VIDRO ESPELHADO (INTERIOR/EXTERIOR) A casa nunca se encontra completamente dissimulada, é apenas denunciada por um plano de vidro, que reflecte a paisagem natural envolvente. O vidro, através de reflexo, transfigura-se em natureza. O recurso ao vidro espelhado surge como necessidade de ocultar, por completo a testa da laje (que resulta da necessidade de evidenciar o muro de vidro) o que confere uma dupla dimensão á fronteira interior/exterior provocando uma leitura contraditória, enquanto que no interior a continuidade visual com a paisagem é evidente (fronteira dissimulada), no exterior, o vidro espelhado oculta a imagem do espaço interior, oferecendo uma natureza reflectida em seu lugar (a fronteira é evidente).
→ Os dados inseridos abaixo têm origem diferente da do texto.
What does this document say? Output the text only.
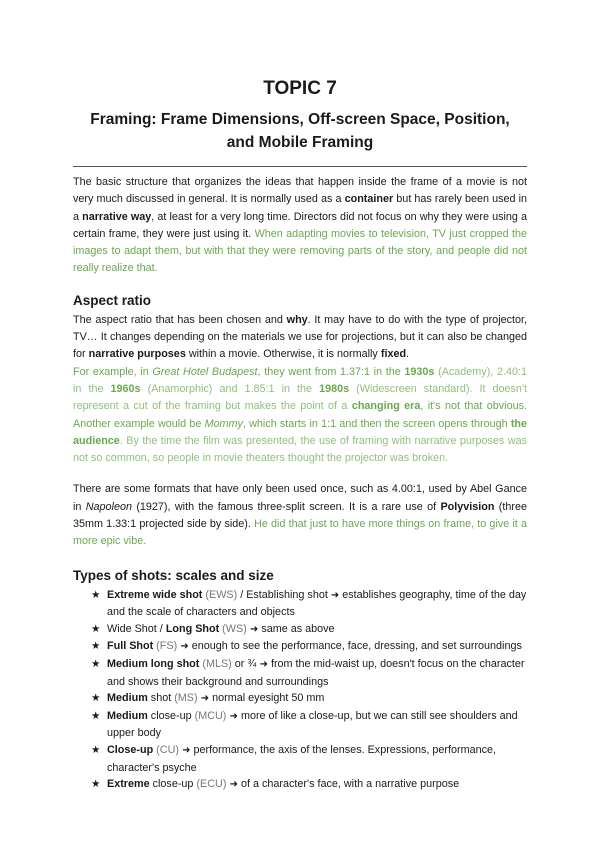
TOPIC 7
Framing: Frame Dimensions, Off-screen Space, Position,
and Mobile Framing

The basic structure that organizes the ideas that happen inside the frame of a movie is not very much discussed in general. It is normally used as a container but has rarely been used in a narrative way, at least for a very long time. Directors did not focus on why they were using a certain frame, they were just using it. When adapting movies to television, TV just cropped the images to adapt them, but with that they were removing parts of the story, and people did not really realize that.

Aspect ratio

The aspect ratio that has been chosen and why. It may have to do with the type of projector, TV… It changes depending on the materials we use for projections, but it can also be changed for narrative purposes within a movie. Otherwise, it is normally fixed.

For example, in Great Hotel Budapest, they went from 1.37:1 in the 1930s (Academy), 2.40:1 in the 1960s (Anamorphic) and 1.85:1 in the 1980s (Widescreen standard). It doesn't represent a cut of the framing but makes the point of a changing era, it's not that obvious. Another example would be Mommy, which starts in 1:1 and then the screen opens through the audience. By the time the film was presented, the use of framing with narrative purposes was not so common, so people in movie theaters thought the projector was broken.

There are some formats that have only been used once, such as 4.00:1, used by Abel Gance in Napoleon (1927), with the famous three-split screen. It is a rare use of Polyvision (three 35mm 1.33:1 projected side by side). He did that just to have more things on frame, to give it a more epic vibe.

Types of shots: scales and size
★ Extreme wide shot (EWS) / Establishing shot ➜ establishes geography, time of the day and the scale of characters and objects
★ Wide Shot / Long Shot (WS) ➜ same as above
★ Full Shot (FS) ➜ enough to see the performance, face, dressing, and set surroundings
★ Medium long shot (MLS) or ¾ ➜ from the mid-waist up, doesn't focus on the character and shows their background and surroundings
★ Medium shot (MS) ➜ normal eyesight 50 mm
★ Medium close-up (MCU) ➜ more of like a close-up, but we can still see shoulders and upper body
★ Close-up (CU) ➜ performance, the axis of the lenses. Expressions, performance, character's psyche
★ Extreme close-up (ECU) ➜ of a character's face, with a narrative purpose
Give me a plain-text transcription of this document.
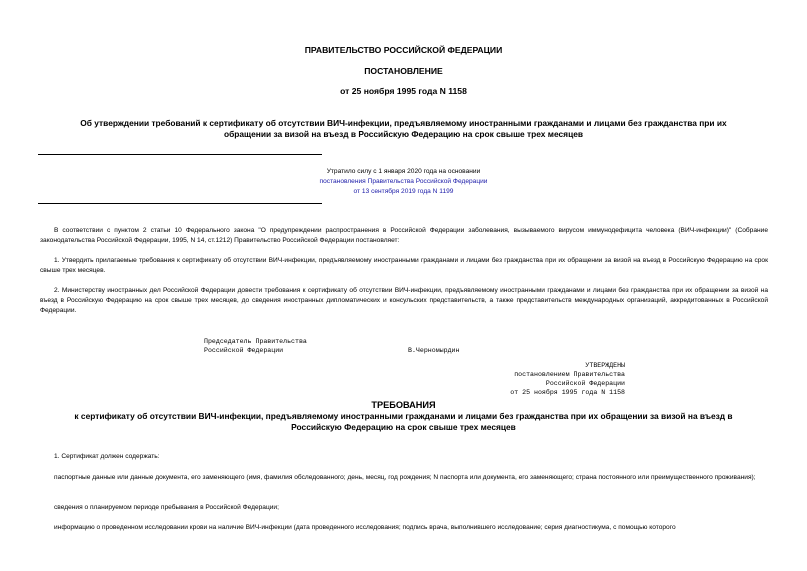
ПРАВИТЕЛЬСТВО РОССИЙСКОЙ ФЕДЕРАЦИИ
ПОСТАНОВЛЕНИЕ
от 25 ноября 1995 года N 1158
Об утверждении требований к сертификату об отсутствии ВИЧ-инфекции, предъявляемому иностранными гражданами и лицами без гражданства при их
обращении за визой на въезд в Российскую Федерацию на срок свыше трех месяцев
Утратило силу с 1 января 2020 года на основании
постановления Правительства Российской Федерации
от 13 сентября 2019 года N 1199
В соответствии с пунктом 2 статьи 10 Федерального закона "О предупреждении распространения в Российской Федерации заболевания, вызываемого вирусом иммунодефицита человека (ВИЧ-инфекции)" (Собрание законодательства Российской Федерации, 1995, N 14, ст.1212) Правительство Российской Федерации постановляет:
1. Утвердить прилагаемые требования к сертификату об отсутствии ВИЧ-инфекции, предъявляемому иностранными гражданами и лицами без гражданства при их обращении за визой на въезд в Российскую Федерацию на срок свыше трех месяцев.
2. Министерству иностранных дел Российской Федерации довести требования к сертификату об отсутствии ВИЧ-инфекции, предъявляемому иностранными гражданами и лицами без гражданства при их обращении за визой на въезд в Российскую Федерацию на срок свыше трех месяцев, до сведения иностранных дипломатических и консульских представительств, а также представительств международных организаций, аккредитованных в Российской Федерации.
Председатель Правительства
Российской Федерации	В.Черномырдин
УТВЕРЖДЕНЫ
постановлением Правительства
Российской Федерации
от 25 ноября 1995 года N 1158
ТРЕБОВАНИЯ
к сертификату об отсутствии ВИЧ-инфекции, предъявляемому иностранными гражданами и лицами без гражданства при их обращении за визой на въезд в
Российскую Федерацию на срок свыше трех месяцев
1. Сертификат должен содержать:
паспортные данные или данные документа, его заменяющего (имя, фамилия обследованного; день, месяц, год рождения; N паспорта или документа, его заменяющего; страна постоянного или преимущественного проживания);
сведения о планируемом периоде пребывания в Российской Федерации;
информацию о проведенном исследовании крови на наличие ВИЧ-инфекции (дата проведенного исследования; подпись врача, выполнившего исследование; серия диагностикума, с помощью которого
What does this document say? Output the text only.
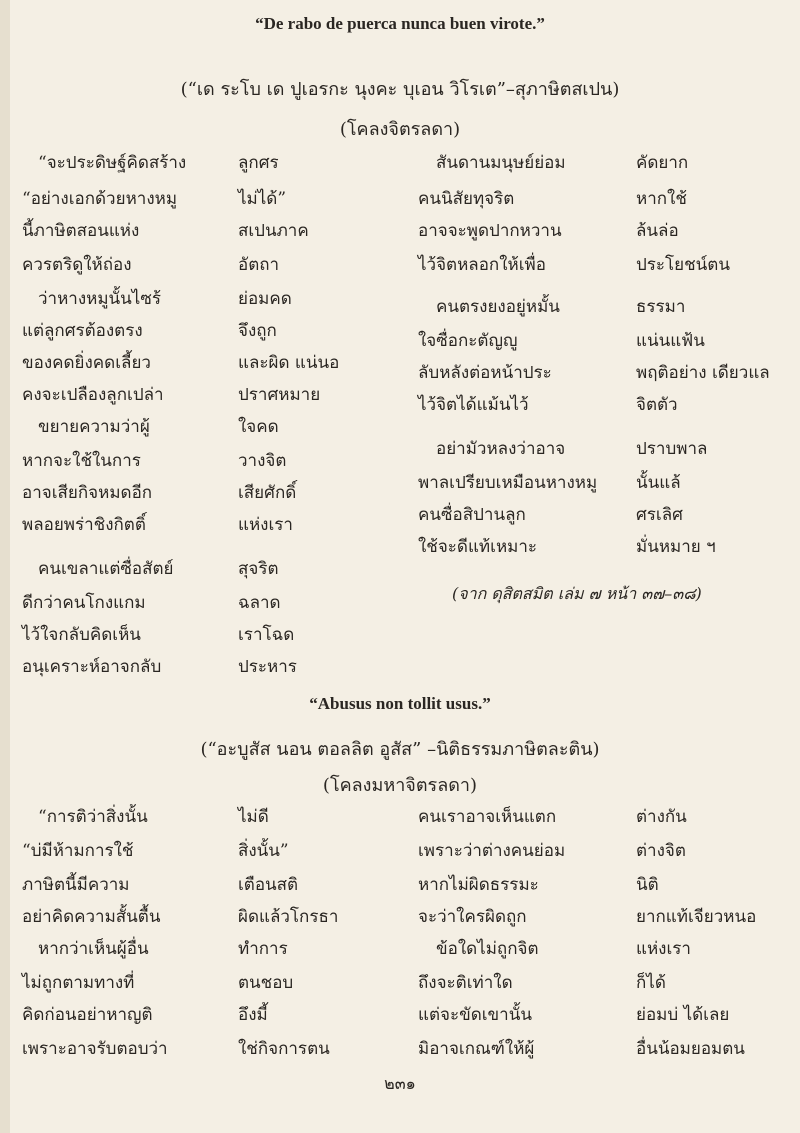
“De rabo de puerca nunca buen virote.”
(“เด ระโบ เด ปูเอรกะ นุงคะ บุเอน วิโรเต”–สุภาษิตสเปน)
(โคลงจิตรลดา)
“จะประดิษฐ์คิดสร้าง
“อย่างเอกด้วยหางหมู
นี้ภาษิตสอนแห่ง
ควรตริดูให้ถ่อง
ว่าหางหมูนั้นไซร้
แต่ลูกศรต้องตรง
ของคดยิ่งคดเลี้ยว
คงจะเปลืองลูกเปล่า
ขยายความว่าผู้
หากจะใช้ในการ
อาจเสียกิจหมดอีก
พลอยพร่าชิงกิตติ์
คนเขลาแต่ซื่อสัตย์
ดีกว่าคนโกงแกม
ไว้ใจกลับคิดเห็น
อนุเคราะห์อาจกลับ
ลูกศร
ไม่ได้”
สเปนภาค
อัตถา
ย่อมคด
จึงถูก
และผิด แน่นอ
ปราศหมาย
ใจคด
วางจิต
เสียศักดิ์
แห่งเรา
สุจริต
ฉลาด
เราโฉด
ประหาร
สันดานมนุษย์ย่อม
คนนิสัยทุจริต
อาจจะพูดปากหวาน
ไว้จิตหลอกให้เพื่อ
คนตรงยงอยู่หมั้น
ใจซื่อกะตัญญู
ลับหลังต่อหน้าประ
ไว้จิตได้แม้นไว้
อย่ามัวหลงว่าอาจ
พาลเปรียบเหมือนหางหมู
คนซื่อสิปานลูก
ใช้จะดีแท้เหมาะ
คัดยาก
หากใช้
ล้นล่อ
ประโยชน์ตน
ธรรมา
แน่นแฟ้น
พฤติอย่าง เดียวแล
จิตตัว
ปราบพาล
นั้นแล้
ศรเลิศ
มั่นหมาย ฯ
(จาก ดุสิตสมิต เล่ม ๗ หน้า ๓๗–๓๘)
“Abusus non tollit usus.”
(“อะบูสัส นอน ตอลลิต อูสัส” –นิติธรรมภาษิตละติน)
(โคลงมหาจิตรลดา)
“การติว่าสิ่งนั้น
“บ่มีห้ามการใช้
ภาษิตนี้มีความ
อย่าคิดความสั้นตื้น
หากว่าเห็นผู้อื่น
ไม่ถูกตามทางที่
คิดก่อนอย่าหาญติ
เพราะอาจรับตอบว่า
ไม่ดี
สิ่งนั้น”
เตือนสติ
ผิดแล้วโกรธา
ทำการ
ตนชอบ
อึงมี้
ใช่กิจการตน
คนเราอาจเห็นแตก
เพราะว่าต่างคนย่อม
หากไม่ผิดธรรมะ
จะว่าใครผิดถูก
ข้อใดไม่ถูกจิต
ถึงจะติเท่าใด
แต่จะขัดเขานั้น
มิอาจเกณฑ์ให้ผู้
ต่างกัน
ต่างจิต
นิติ
ยากแท้เจียวหนอ
แห่งเรา
ก็ได้
ย่อมบ่ ได้เลย
อื่นน้อมยอมตน
๒๓๑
Este reflectir da natureza em seu redor ajuda, no diluir da própria obra, na paisagem, auxiliando na sua integração no lugar, uma vez que a sua presença no exterior não é demasiado forte.

FIG. 4

CAIXILHARIA (INTERIOR/EXTERIOR) A caixilharia de correr permite, efectivamente, uma abolição física da fronteira/exterior, e acima de tudo, representa a flexibilidade de poder tornar um espaço exterior, num prolongamento do espaço interior. A ruína no Gerês possui, 3 planos de correr (2 planos de vidro e um plano opaco, que serve de divisória interna) que se encontram num ponto, reforçado pela presença de um pilar. A partir desses 3 planos podem ser recolhidos. O recuo das caixilharias dos planos de vidro permite uma nova unificação da habitação com a natureza, é por isso que possivelmente souto moura prescinde do avanço do envidraçado (ainda que de poucos centímetros) o que lhe daria mais área útil, mas que tornaria a caixilharia mais visível, quebrando a leitura e dissimulação, as caixilharias ao estarem recuadas, encontram-se ainda em parte escondidas pela própria estrutura da ruína.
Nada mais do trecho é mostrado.